Hij antwoordde: Ja; maar mijn meester stuurt mij met deze boodschap: Zo juist zijn van het gebergte van Efraïm twee jonge mannen, profetenzonen, bij mij aangekomen; wees zo goed, en geef hun een talent zilver en twee stel feestgewaden.
23 And Naaman says, “Be pleased, take two talents”; and he urges him, and binds two talents of silver in two purses, and two changes of garments, and gives [them] to two of his young men, and they carry [them] before him;
Naäman antwoordde: Doe mij een genoegen en neem twee talenten. En hij bleef er op aandringen. Ten slotte deed hij twee talenten zilver in twee buidels, en gaf ze met twee stel feestgewaden aan twee knechten, die ze voor Gechazi uitdroegen.
24 and he comes to the high place, and takes [them] out of their hand, and lays [them] up in the house, and sends the men away, and they go.
Bij de heuvel gekomen, nam deze ze van hen over, borg ze in zijn woning op, en zond de mannen weg.
25 And he has come in, and stands by his lord, and Elisha says to him, “From where—Gehazi?” And he says, “Your servant did not go here or there.”
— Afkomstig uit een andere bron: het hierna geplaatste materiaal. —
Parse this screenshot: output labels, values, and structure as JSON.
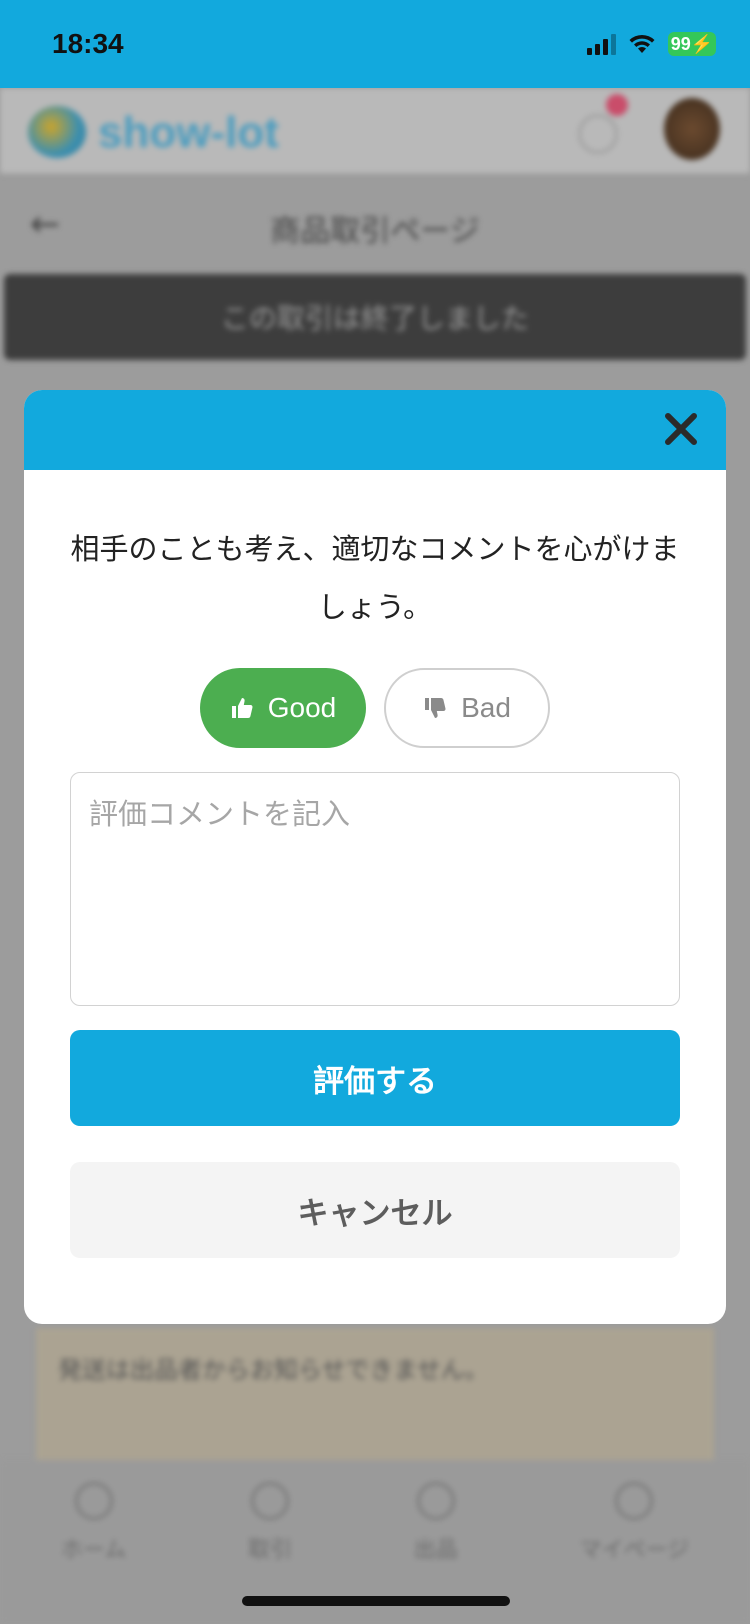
{
  "status_bar": {
    "time": "18:34",
    "battery": "99"
  },
  "background": {
    "app_name": "show-lot",
    "page_title": "商品取引ページ",
    "banner": "この取引は終了しました",
    "notice": "発送は出品者からお知らせできません。",
    "tabs": [
      "ホーム",
      "取引",
      "出品",
      "マイページ"
    ]
  },
  "modal": {
    "guideline": "相手のことも考え、適切なコメントを心がけましょう。",
    "good_label": "Good",
    "bad_label": "Bad",
    "selected_rating": "Good",
    "comment_value": "",
    "comment_placeholder": "評価コメントを記入",
    "submit_label": "評価する",
    "cancel_label": "キャンセル"
  },
  "colors": {
    "accent": "#12a9dd",
    "good": "#4cae50",
    "cancel_bg": "#f4f4f4"
  }
}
Daarna begaf hij zich naar zijn heer. Maar zodra hij voor Eliseus verscheen, vroeg deze hem: Waar komt ge vandaan, Gechazi? Hij antwoordde: Uw dienaar is nergens heen geweest.
26 And he says to him, “My heart did not go when the man turned from off his chariot to meet you; is it a time to take silver, and to take garments, and olives, and vines, and flock, and herd, and menservants, and maidservants?
Maar Eliseus sprak tot hem: Vergezelde mijn geest u niet, toen de man van zijn wagen sprong, en u tegemoet liep? Nu hebt ge geld aangenomen, waar ge kleren, olijftuinen en wijngaarden, schapen en runderen, slaven en slavinnen voor kunt kopen;
27 Indeed, the leprosy of Naaman cleaves to you and to your seed for all time”; and he goes out from before him—leprous as snow.
maar de melaatsheid van Naäman zal u en uw nageslacht voor altijd bijblijven. En hij ging van hem weg, sneeuwwit van melaatsheid.